Rainfall hampering La. farmers


LAKE CHARLES, La. (AP) — Heavy rains in southwest Louisiana are flooding land and keeping some farmers out of the fields.

Calcasieu Parish County Agent Jimmy Meaux tells The American Press ( that although sugar cane harvesting is through in most areas, rice and soybean farmers are being kept from preparing their fields for the planting season.

Most farmers spend January and February getting fields in shape for spring planting, which can begin as early as March, he said.

The muddy fields prevent farmers from walking about or moving heavy equipment into the fields.

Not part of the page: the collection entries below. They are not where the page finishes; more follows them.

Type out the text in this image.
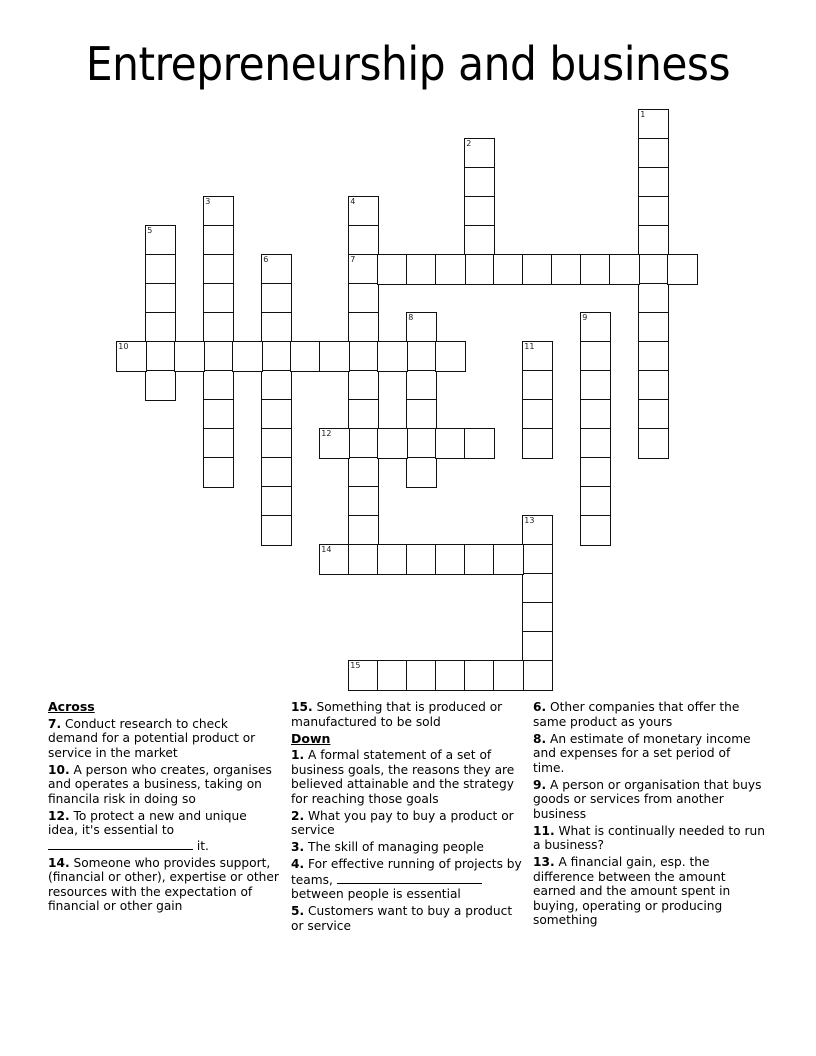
Entrepreneurship and business
1
2
3	4
7
5
6
8	9
10	11
12
13
14
15
Across
7. Conduct research to check demand for a potential product or service in the market
10. A person who creates, organises and operates a business, taking on financila risk in doing so
12. To protect a new and unique idea, it's essential to  it.
14. Someone who provides support, (financial or other), expertise or other resources with the expectation of financial or other gain
15. Something that is produced or manufactured to be sold
Down
1. A formal statement of a set of business goals, the reasons they are believed attainable and the strategy for reaching those goals
2. What you pay to buy a product or service
3. The skill of managing people
4. For effective running of projects by teams,  between people is essential
5. Customers want to buy a product or service
6. Other companies that offer the same product as yours
8. An estimate of monetary income and expenses for a set period of time.
9. A person or organisation that buys goods or services from another business
11. What is continually needed to run a business?
13. A financial gain, esp. the difference between the amount earned and the amount spent in buying, operating or producing something
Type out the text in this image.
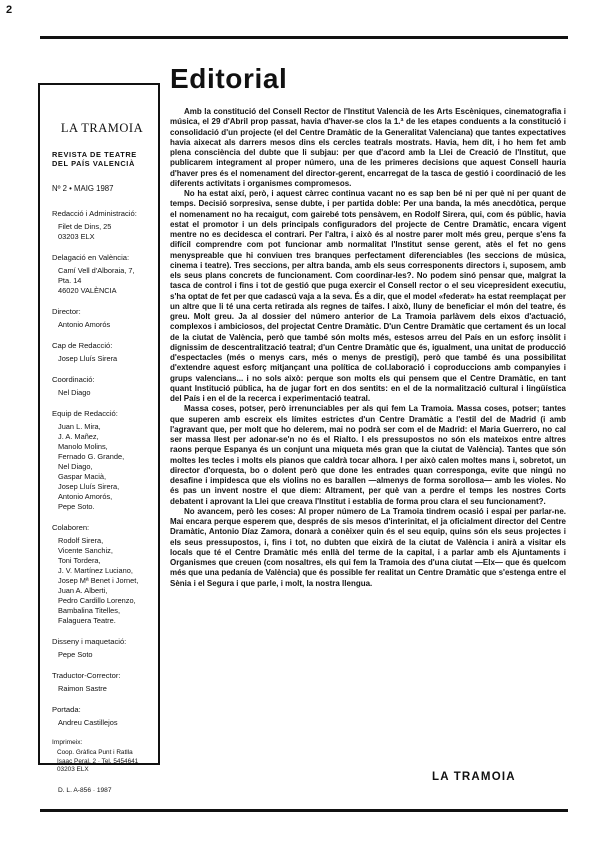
2
LA TRAMOIA
REVISTA DE TEATRE
DEL PAÍS VALENCIÀ
Nº 2 • MAIG 1987
Redacció i Administració:
Filet de Dins, 25
03203 ELX
Delagació en València:
Camí Vell d'Alboraia, 7,
Pta. 14
46020 VALÈNCIA
Director:
Antonio Amorós
Cap de Redacció:
Josep Lluís Sirera
Coordinació:
Nel Diago
Equip de Redacció:
Juan L. Mira,
J. A. Mañez,
Manolo Molins,
Fernado G. Grande,
Nel Diago,
Gaspar Macià,
Josep Lluís Sirera,
Antonio Amorós,
Pepe Soto.
Colaboren:
Rodolf Sirera,
Vicente Sanchiz,
Toni Tordera,
J. V. Martínez Luciano,
Josep Mª Benet i Jornet,
Juan A. Alberti,
Pedro Cardillo Lorenzo,
Bambalina Titelles,
Falaguera Teatre.
Disseny i maquetació:
Pepe Soto
Traductor-Corrector:
Raimon Sastre
Portada:
Andreu Castillejos
Imprimeix:
Coop. Gràfica Punt i Ratlla
Isaac Peral, 2 · Tel. 5454641
03203 ELX
D. L. A-856 · 1987
Editorial

Amb la constitució del Consell Rector de l'Institut Valencià de les Arts Escèniques, cinematografia i música, el 29 d'Abril prop passat, havia d'haver-se clos la 1.ª de les etapes conduents a la constitució i consolidació d'un projecte (el del Centre Dramàtic de la Generalitat Valenciana) que tantes expectatives havia aixecat als darrers mesos dins els cercles teatrals mostrats. Havia, hem dit, i ho hem fet amb plena consciència del dubte que li subjau: per que d'acord amb la Llei de Creació de l'Institut, que publicarem integrament al proper número, una de les primeres decisions que aquest Consell hauria d'haver pres és el nomenament del director-gerent, encarregat de la tasca de gestió i coordinació de les diferents activitats i organismes compromesos.

No ha estat així, però, i aquest càrrec continua vacant no es sap ben bé ni per què ni per quant de temps. Decisió sorpresiva, sense dubte, i per partida doble: Per una banda, la més anecdòtica, perque el nomenament no ha recaigut, com gairebé tots pensàvem, en Rodolf Sirera, qui, com és públic, havia estat el promotor i un dels principals configuradors del projecte de Centre Dramàtic, encara vigent mentre no es decidesca el contrari. Per l'altra, i això és al nostre parer molt més greu, perque s'ens fa difícil comprendre com pot funcionar amb normalitat l'Institut sense gerent, atès el fet no gens menyspreable que hi conviuen tres branques perfectament diferenciables (les seccions de música, cinema i teatre). Tres seccions, per altra banda, amb els seus corresponents directors i, suposem, amb els seus plans concrets de funcionament. Com coordinar-les?. No podem sinó pensar que, malgrat la tasca de control i fins i tot de gestió que puga exercir el Consell rector o el seu vicepresident executiu, s'ha optat de fet per que cadascú vaja a la seva. És a dir, que el model «federat» ha estat reemplaçat per un altre que li té una certa retirada als regnes de taifes. I això, lluny de beneficiar el món del teatre, és greu. Molt greu. Ja al dossier del número anterior de La Tramoia parlàvem dels eixos d'actuació, complexos i ambiciosos, del projectat Centre Dramàtic. D'un Centre Dramàtic que certament és un local de la ciutat de València, però que també són molts més, estesos arreu del País en un esforç insòlit i dignissim de descentralització teatral; d'un Centre Dramàtic que és, igualment, una unitat de producció d'espectacles (més o menys cars, més o menys de prestigi), però que també és una possibilitat d'extendre aquest esforç mitjançant una política de col.laboració i coproduccions amb companyies i grups valencians... i no sols això: perque son molts els qui pensem que el Centre Dramàtic, en tant quant Institució pública, ha de jugar fort en dos sentits: en el de la normalització cultural i lingüística del País i en el de la recerca i experimentació teatral.

Massa coses, potser, però irrenunciables per als qui fem La Tramoia. Massa coses, potser; tantes que superen amb escreix els límites estrictes d'un Centre Dramàtic a l'estil del de Madrid (i amb l'agravant que, per molt que ho delerem, mai no podrà ser com el de Madrid: el Maria Guerrero, no cal ser massa llest per adonar-se'n no és el Rialto. I els pressupostos no són els mateixos entre altres raons perque Espanya és un conjunt una miqueta més gran que la ciutat de València). Tantes que són moltes les tecles i molts els pianos que caldrà tocar alhora. I per això calen moltes mans i, sobretot, un director d'orquesta, bo o dolent però que done les entrades quan corresponga, evite que ningú no desafine i impidesca que els violins no es barallen —almenys de forma sorollosa— amb les violes. No és pas un invent nostre el que diem: Altrament, per què van a perdre el temps les nostres Corts debatent i aprovant la Llei que creava l'Institut i establia de forma prou clara el seu funcionament?.

No avancem, però les coses: Al proper número de La Tramoia tindrem ocasió i espai per parlar-ne. Mai encara perque esperem que, després de sis mesos d'interinitat, el ja oficialment director del Centre Dramàtic, Antonio Díaz Zamora, donarà a conèixer quin és el seu equip, quins són els seus projectes i els seus pressupostos, i, fins i tot, no dubten que eixirà de la ciutat de València i anirà a visitar els locals que té el Centre Dramàtic més enllà del terme de la capital, i a parlar amb els Ajuntaments i Organismes que creuen (com nosaltres, els qui fem la Tramoia des d'una ciutat —Elx— que és quelcom més que una pedanía de València) que és possible fer realitat un Centre Dramàtic que s'estenga entre el Sènia i el Segura i que parle, i molt, la nostra llengua.

LA TRAMOIA
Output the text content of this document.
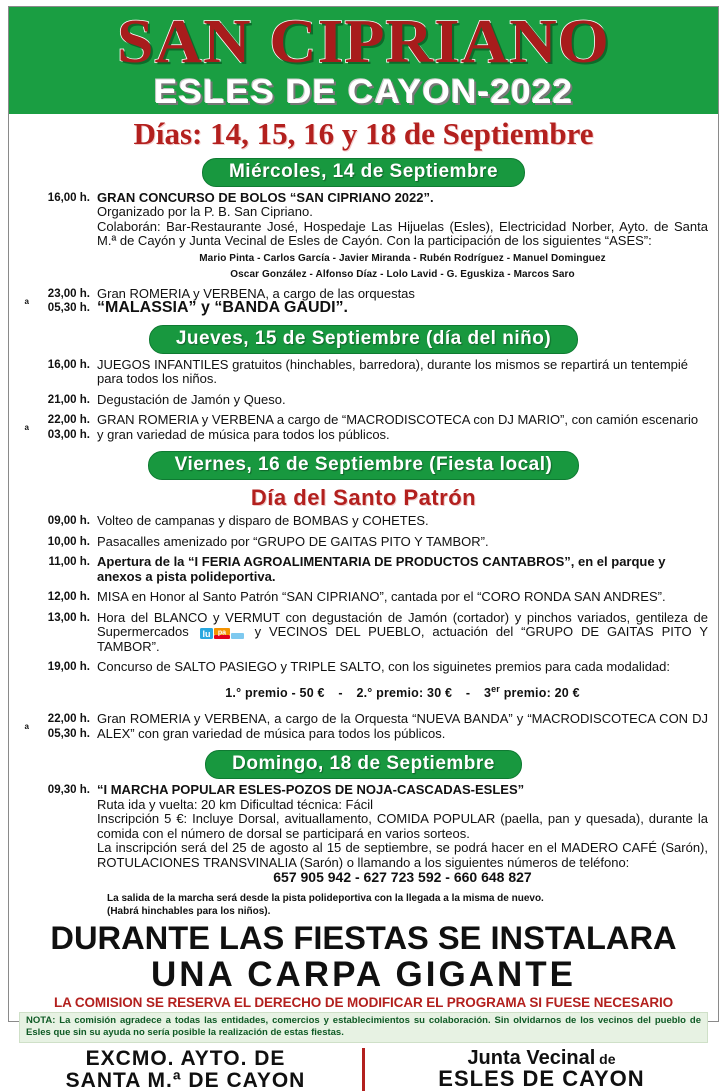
SAN CIPRIANO
ESLES DE CAYON-2022
Días: 14, 15, 16 y 18 de Septiembre
Miércoles, 14 de Septiembre
16,00 h. GRAN CONCURSO DE BOLOS “SAN CIPRIANO 2022”.
Organizado por la P. B. San Cipriano.
Colaborán: Bar-Restaurante José, Hospedaje Las Hijuelas (Esles), Electricidad Norber, Ayto. de Santa M.ª de Cayón y Junta Vecinal de Esles de Cayón. Con la participación de los siguientes “ASES”:
Mario Pinta - Carlos García - Javier Miranda - Rubén Rodríguez - Manuel Dominguez
Oscar González - Alfonso Díaz - Lolo Lavid - G. Eguskiza - Marcos Saro
a
23,00 h.
05,30 h.
Gran ROMERIA y VERBENA, a cargo de las orquestas
“MALASSIA” y “BANDA GAUDI”.
Jueves, 15 de Septiembre (día del niño)
16,00 h. JUEGOS INFANTILES gratuitos (hinchables, barredora), durante los mismos se repartirá un tentempié para todos los niños.
21,00 h. Degustación de Jamón y Queso.
a
22,00 h.
03,00 h.
GRAN ROMERIA y VERBENA a cargo de “MACRODISCOTECA con DJ MARIO”, con camión escenario y gran variedad de música para todos los públicos.
Viernes, 16 de Septiembre (Fiesta local)
Día del Santo Patrón
09,00 h. Volteo de campanas y disparo de BOMBAS y COHETES.
10,00 h. Pasacalles amenizado por “GRUPO DE GAITAS PITO Y TAMBOR”.
11,00 h. Apertura de la “I FERIA AGROALIMENTARIA DE PRODUCTOS CANTABROS”, en el parque y anexos a pista polideportiva.
12,00 h. MISA en Honor al Santo Patrón “SAN CIPRIANO”, cantada por el “CORO RONDA SAN ANDRES”.
13,00 h. Hora del BLANCO y VERMUT con degustación de Jamón (cortador) y pinchos variados, gentileza de Supermercados lu pa y VECINOS DEL PUEBLO, actuación del “GRUPO DE GAITAS PITO Y TAMBOR”.
19,00 h. Concurso de SALTO PASIEGO y TRIPLE SALTO, con los siguinetes premios para cada modalidad:
1.° premio - 50 € - 2.° premio: 30 € - 3er premio: 20 €
a
22,00 h.
05,30 h.
Gran ROMERIA y VERBENA, a cargo de la Orquesta “NUEVA BANDA” y “MACRODISCOTECA CON DJ ALEX” con gran variedad de música para todos los públicos.
Domingo, 18 de Septiembre
09,30 h. “I MARCHA POPULAR ESLES-POZOS DE NOJA-CASCADAS-ESLES”
Ruta ida y vuelta: 20 km Dificultad técnica: Fácil
Inscripción 5 €: Incluye Dorsal, avituallamento, COMIDA POPULAR (paella, pan y quesada), durante la comida con el número de dorsal se participará en varios sorteos.
La inscripción será del 25 de agosto al 15 de septiembre, se podrá hacer en el MADERO CAFÉ (Sarón), ROTULACIONES TRANSVINALIA (Sarón) o llamando a los siguientes números de teléfono:
657 905 942 - 627 723 592 - 660 648 827
La salida de la marcha será desde la pista polideportiva con la llegada a la misma de nuevo.
(Habrá hinchables para los niños).
DURANTE LAS FIESTAS SE INSTALARA
UNA CARPA GIGANTE
LA COMISION SE RESERVA EL DERECHO DE MODIFICAR EL PROGRAMA SI FUESE NECESARIO
NOTA: La comisión agradece a todas las entidades, comercios y establecimientos su colaboración. Sin olvidarnos de los vecinos del pueblo de Esles que sin su ayuda no sería posible la realización de estas fiestas.
EXCMO. AYTO. DE
SANTA M.ª DE CAYON
Junta Vecinal de
ESLES DE CAYON
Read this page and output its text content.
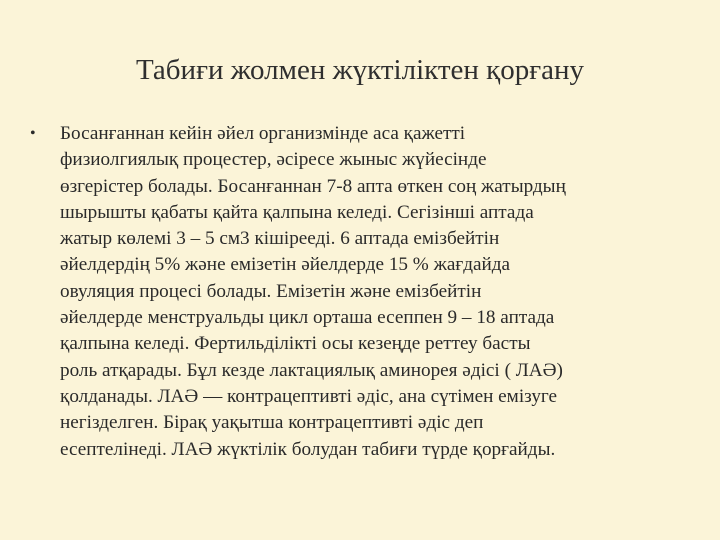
Табиғи жолмен жүктіліктен қорғану
• Босанғаннан кейін әйел организмінде аса қажетті
физиолгиялық процестер, әсіресе жыныс жүйесінде
өзгерістер болады. Босанғаннан 7-8 апта өткен соң жатырдың
шырышты қабаты қайта қалпына келеді. Сегізінші аптада
жатыр көлемі 3 – 5 см3 кішірееді. 6 аптада емізбейтін
әйелдердің 5% және емізетін әйелдерде 15 % жағдайда
овуляция процесі болады. Емізетін және емізбейтін
әйелдерде менструальды цикл орташа есеппен 9 – 18 аптада
қалпына келеді. Фертильділікті осы кезеңде реттеу басты
роль атқарады. Бұл кезде лактациялық аминорея әдісі ( ЛАӘ)
қолданады. ЛАӘ — контрацептивті әдіс, ана сүтімен емізуге
негізделген. Бірақ уақытша контрацептивті әдіс деп
есептелінеді. ЛАӘ жүктілік болудан табиғи түрде қорғайды.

More rain is expected to spread through Louisiana this weekend.

"Hopefully we will get a dry period, but it is going to take a long time to get the fields dry," Meaux said. "We are really saturated right now."

The wet conditions are also making it harder for cattle farmers to get hay and rye grass to their animals, he said.

Many areas in Southwest Louisiana, including Hayes and Grand Chenier, reported 5-10 inches of rain in a 24-hour period between Wednesday and Thursday.

"It looks like it is going to be a wet winter," Meaux said. "We've had a few dry patterns, but things are sort of getting back to normal."

Kevin Savoie, sea grant agent for the LSU AgCenter in Cameron Parish, said the rain is not all bad for crawfish farmers. "The rain is providing them with a free source of water to flood their fields," Savoie said.